This Strawberry Cheesecake Ice Cream takes just 10 minutes and five ingredients to prepare!
It is 90 degrees today and it has me thinking (and feeling) about summer. And when I think about summer, I think of my all-time favorite summer desserts: Strawberry Ice Cream Cheesecake. It’s so good. It’s so refreshing. And it’s so easy. Just because it has cheesecake in the name,don’t go thinking you will be slaving in the kitchen. In fact, this is a no-bake dessert that you can throw together in a matter of minutes.
Whenever we are invited to a get together, I don’t like to show up empty handed. During the summer, I bring cut up watermelon, ice pops for the kids, or a fun new dessert I’ve been dying to try out. For those last minute get togethers, I have to rely on a tried and tested dessert. My strawberry ice cream cheesecake has always been a crowd favorite and I really look for any excuse to make it.
So how can you go about making your own Strawberry Ice Cream Cheesecake?
First you need to make sure you have a springform pan.
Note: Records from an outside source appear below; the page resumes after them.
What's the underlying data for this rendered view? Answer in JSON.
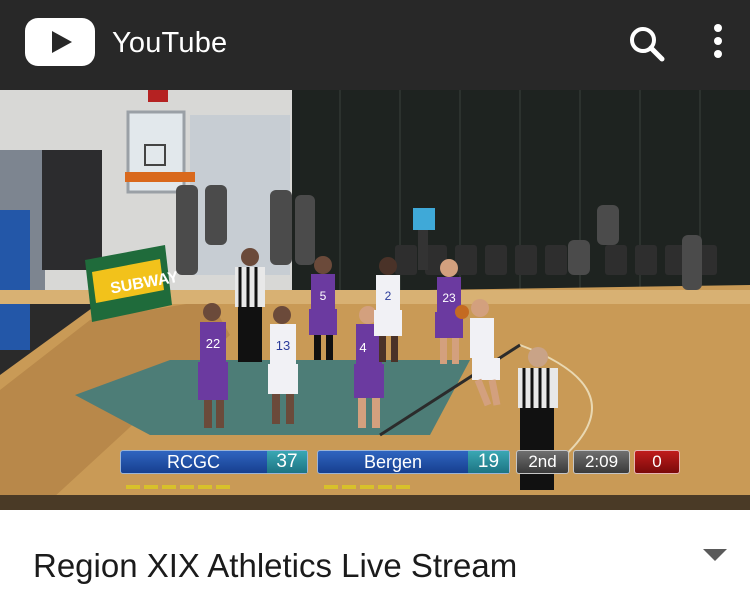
{
  "app": {
    "name": "YouTube",
    "logo_icon": "youtube-play-icon"
  },
  "toolbar": {
    "search_icon": "search-icon",
    "more_icon": "more-vert-icon"
  },
  "video": {
    "description": "basketball game free throw",
    "scoreboard": {
      "home_team": "RCGC",
      "home_score": "37",
      "away_team": "Bergen",
      "away_score": "19",
      "period": "2nd",
      "clock": "2:09",
      "shot_indicator": "0"
    },
    "sponsor_sign": "SUBWAY",
    "jerseys": [
      "22",
      "13",
      "4",
      "5",
      "2",
      "23"
    ]
  },
  "title": {
    "text": "Region XIX Athletics Live Stream",
    "expand_icon": "chevron-down-icon"
  },
  "colors": {
    "appbar": "#282828",
    "scoreboard_blue": "#1e4fa8",
    "scoreboard_teal": "#2a8f9c",
    "shot_red": "#a01212"
  }
}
You want to protect the delicate bottom layers such as the graham cracker crumb crust with the easy removal of the sides from a springform pan.
Once you have your springform pan, you need your ingredients. Since there are only 2 ingredients as the main component of the pie, you want to make sure you have a very high quality and flavorful strawberry ice cream.
Next, you simply dump the ice cream cheesecake mix into the graham cracker crust and freeze. The hardest part? Waiting for it to freeze! Serve cold and eat fast.
Strawberry Ice Cream Cheesecake
- 1/2 gallon good-quality strawberry ice cream
- 1 1/2 cups fine graham cracker crumbs
- 6 tablespoons melted butter
- 1/4 cup plus 2 tablespoons sugar
- 1 store-bought frozen cheesecake 8 or 9 inch, room temperature
Set the ice cream out at room temperature to soften for about 30 minutes.
Meanwhile, use a fork to mix together the graham cracker crumbs, butter, and 1/4 cup sugar in a bowl. Press this mixture over the bottom and sides of a 10-inch springform pan with your fingers; then press all over with the flat bottom of a glass to get the crust really well pressed together and compact. Set aside.
When the ice cream has softened, fold in pieces of cheesecake. Pour the mixture into the prepared springform pan and smooth the top. Put that in the freezer to set.
When you're ready to serve, remove the sides of the springform pan and put the frozen cheesecake on a cake plate.